Personal details
- Born: 1801 Tatebayashi Domain, Kōzuke Province, Japan
- Died: July 3, 1837 (aged 35–36) Kashiwazaki, Echigo Province, Japan
- Cause of death: Suicide

= Ikuta Yorozu =

Ikuta Kunihide (生田 國秀), better known as Ikuta Yorozu (生田 万) was a Japanese student of the nationalist kokugaku school. He is remembered for his death leading an army of the poor during the Tenpō famine.

==Early life==
Ikuta Kunihide was born in 1801 into a samurai family in the Tatebayashi Domain. His father, Ikuta Nobukatsu (生田 信勝) served as a senior retainer to the Matsudaira clan. Kunihide later took the name Yorozu.

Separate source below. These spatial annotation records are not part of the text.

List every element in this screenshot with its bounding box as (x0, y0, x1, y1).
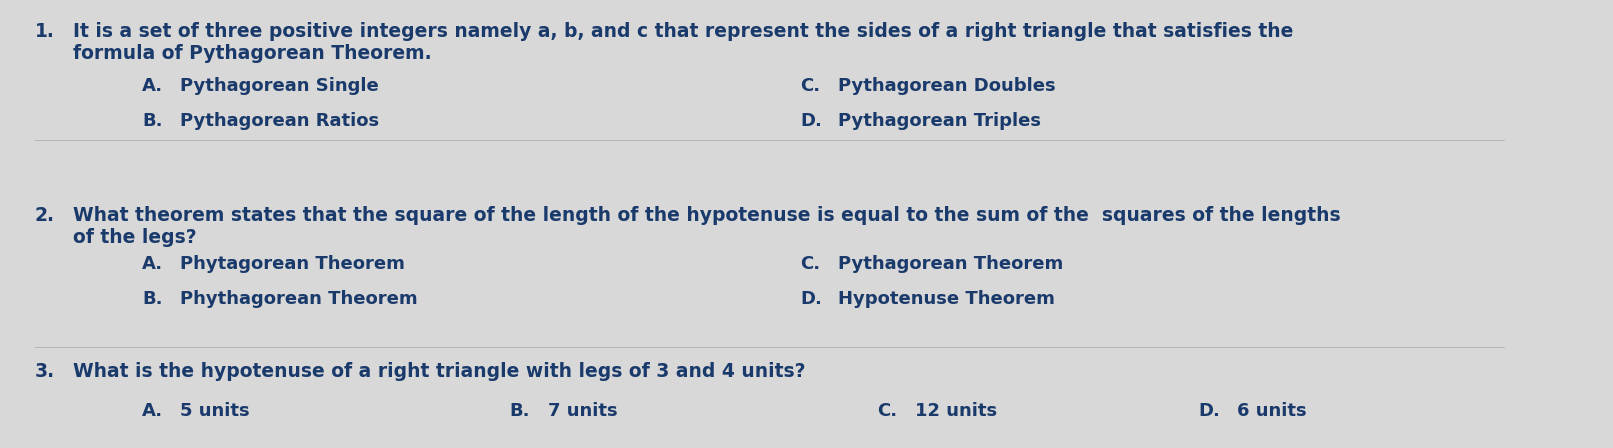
Text: What theorem states that the square of the length of the hypotenuse is equal to : What theorem states that the square of t… (73, 207, 1340, 247)
Text: 5 units: 5 units (181, 402, 250, 420)
Text: Pythagorean Doubles: Pythagorean Doubles (839, 77, 1057, 95)
Text: Pythagorean Single: Pythagorean Single (181, 77, 379, 95)
Text: B.: B. (510, 402, 529, 420)
Text: A.: A. (142, 77, 163, 95)
Text: C.: C. (877, 402, 897, 420)
Text: B.: B. (142, 290, 163, 308)
Text: D.: D. (800, 112, 823, 130)
Text: A.: A. (142, 255, 163, 273)
Text: Pythagorean Ratios: Pythagorean Ratios (181, 112, 379, 130)
Text: 12 units: 12 units (915, 402, 997, 420)
Text: 3.: 3. (35, 362, 55, 382)
Text: 7 units: 7 units (548, 402, 618, 420)
Text: D.: D. (1198, 402, 1219, 420)
Text: Hypotenuse Theorem: Hypotenuse Theorem (839, 290, 1055, 308)
Text: It is a set of three positive integers namely a, b, and c that represent the sid: It is a set of three positive integers n… (73, 22, 1294, 63)
Text: 6 units: 6 units (1237, 402, 1307, 420)
Text: 1.: 1. (35, 22, 55, 41)
Text: Pythagorean Theorem: Pythagorean Theorem (839, 255, 1063, 273)
Text: 2.: 2. (35, 207, 55, 225)
Text: C.: C. (800, 77, 821, 95)
Text: D.: D. (800, 290, 823, 308)
Text: Phythagorean Theorem: Phythagorean Theorem (181, 290, 418, 308)
Text: B.: B. (142, 112, 163, 130)
Text: Phytagorean Theorem: Phytagorean Theorem (181, 255, 405, 273)
Text: Pythagorean Triples: Pythagorean Triples (839, 112, 1042, 130)
Text: A.: A. (142, 402, 163, 420)
Text: What is the hypotenuse of a right triangle with legs of 3 and 4 units?: What is the hypotenuse of a right triang… (73, 362, 805, 382)
Text: C.: C. (800, 255, 821, 273)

Ikuta studied Confucianism at the domain school, the Dōgakkan (道学館), and was regarded as an intelligent and well-read pupil, but he developed an interest in the austere and idealistic Yangming school and gradually became estranged from his teachers and the other students. In 1824, when he was 23 years old, he travelled to Edo to study kokugaku under Hirata Atsutane. As one of Atsutane's two most prominent disciples, alongside Midorikawa Yoshihisa, the brother of Hirata Kanetane, he served as an administrator for the Hirata school and was respected by Atsutane, who is said to have remarked, "Kunihide will be my successor."

Ikuta had a passionate personality characterized by deep reverence for the spirits and the Emperor. He was distressed by what he saw as the cruelty and incompetence of the Tokugawa government. When he began to openly criticize the government, Atsutane, fearing that he would be arrested, advised him to return home to his domain.

== Banishment ==
In 1828, Ikuta submitted an essay, Iwa ni musu koke (岩にむす苔), to the authorities of the Tatebayashi Domain. In this essay, he proposed various reforms to improve the domain's administration and agriculture and thereby better the lives of the peasants. His proposals were harshly rebuked, and he was immediately banished from the domain. Suddenly homeless, he wandered from place to place and became increasingly embittered against society.

In 1833, he completed a small book titled Kogaku Nisenmon (古学二千文) in which he depicted ancient Japan as a land of light taxes and lenient laws (薄税寛刑, hakuzei kankei) ruled over by a benevolent Emperor. This book was later used by the Hirata school in Edo as a textbook for learning calligraphy.

In 1836, he moved to Kashiwazaki in Echigo Province and established a school where he taught kokugaku. He was well liked for providing food to the poor.

== Rebellion ==
In 1837, Echigo Province was stricken by famine, and the farmers of the region were in a desperate state. Ikuta appealed to the local office of the Kuwana Domain for the distribution of food from government granaries for famine relief, but his appeals were repeatedly ignored. When news of Ōshio Heihachirō's revolt reached Echigo, Ikuta rallied a force of armed farmers under banners calling to "kill the traitors of the nation as an offering to the gods" (奉天命誅国賊) and attacked the Kuwana troops stationed in Kashiwazaki. However, Ikuta failed to secure the support of local gōnō and he was defeated upon the arrival of government reinforcements. Surrounded, Ikuta died by suicide.